Death, to die, to have died: the irreversible cessation of cerebral, brain stem, circulatory and respiratory function (World Health Organisation (WHO), 2009), welcomed by some, unexpected by others, but inescapable by all. Death has in recent years in part to palliative care and patient empowerment movements become less of a taboo subject in healthcare, and one that is being discussed more openly within paramedic practice, literature and education (Brady, 2012). A subject that cannot solely be described quite as clinically as the definition above, death permeates all aspects of societal, religious, spiritual, academic, public, family, individual and even work life. For example, Nolan et al (2010) estimate that there are around 30000 cardiac arrests outside hospital in the UK every year, with paramedics having to pronounce death in around 53–61 % of all cases (Douglas et al, 2012).

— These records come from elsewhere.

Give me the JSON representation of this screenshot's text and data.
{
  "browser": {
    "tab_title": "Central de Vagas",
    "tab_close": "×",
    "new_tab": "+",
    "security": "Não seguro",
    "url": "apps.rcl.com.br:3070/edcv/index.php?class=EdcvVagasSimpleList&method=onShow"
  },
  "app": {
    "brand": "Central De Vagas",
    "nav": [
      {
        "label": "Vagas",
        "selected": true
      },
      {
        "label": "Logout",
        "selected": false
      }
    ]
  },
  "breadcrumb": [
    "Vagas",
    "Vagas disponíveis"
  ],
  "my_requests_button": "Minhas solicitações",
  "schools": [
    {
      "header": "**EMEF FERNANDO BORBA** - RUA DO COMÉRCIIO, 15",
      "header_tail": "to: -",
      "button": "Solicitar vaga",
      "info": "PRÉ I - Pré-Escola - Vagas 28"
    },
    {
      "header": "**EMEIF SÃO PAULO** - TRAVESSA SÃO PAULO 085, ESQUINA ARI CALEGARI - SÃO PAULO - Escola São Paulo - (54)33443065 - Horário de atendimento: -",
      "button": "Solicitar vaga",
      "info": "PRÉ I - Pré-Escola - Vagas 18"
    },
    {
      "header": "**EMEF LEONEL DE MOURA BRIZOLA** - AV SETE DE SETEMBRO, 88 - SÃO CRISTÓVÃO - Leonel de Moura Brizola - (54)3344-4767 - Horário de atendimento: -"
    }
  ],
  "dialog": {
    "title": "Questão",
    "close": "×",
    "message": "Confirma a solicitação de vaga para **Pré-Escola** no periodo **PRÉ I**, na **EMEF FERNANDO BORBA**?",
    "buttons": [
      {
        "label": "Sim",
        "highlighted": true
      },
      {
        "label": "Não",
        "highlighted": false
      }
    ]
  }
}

During such situations it regularly falls to paramedics to care for, guide and look after families, relatives and friends in often stressful, distressing, upsetting and confusing situations (Smith-Cumberland and Feldman, 2006). If this is indeed the case, the author questions to whom it falls, to care for, guide and look after the paramedics themselves; putting forward that practitioners' regular interaction with death and the inherent nature of their job increases their potential susceptibility to a concept known as ‘death anxiety’.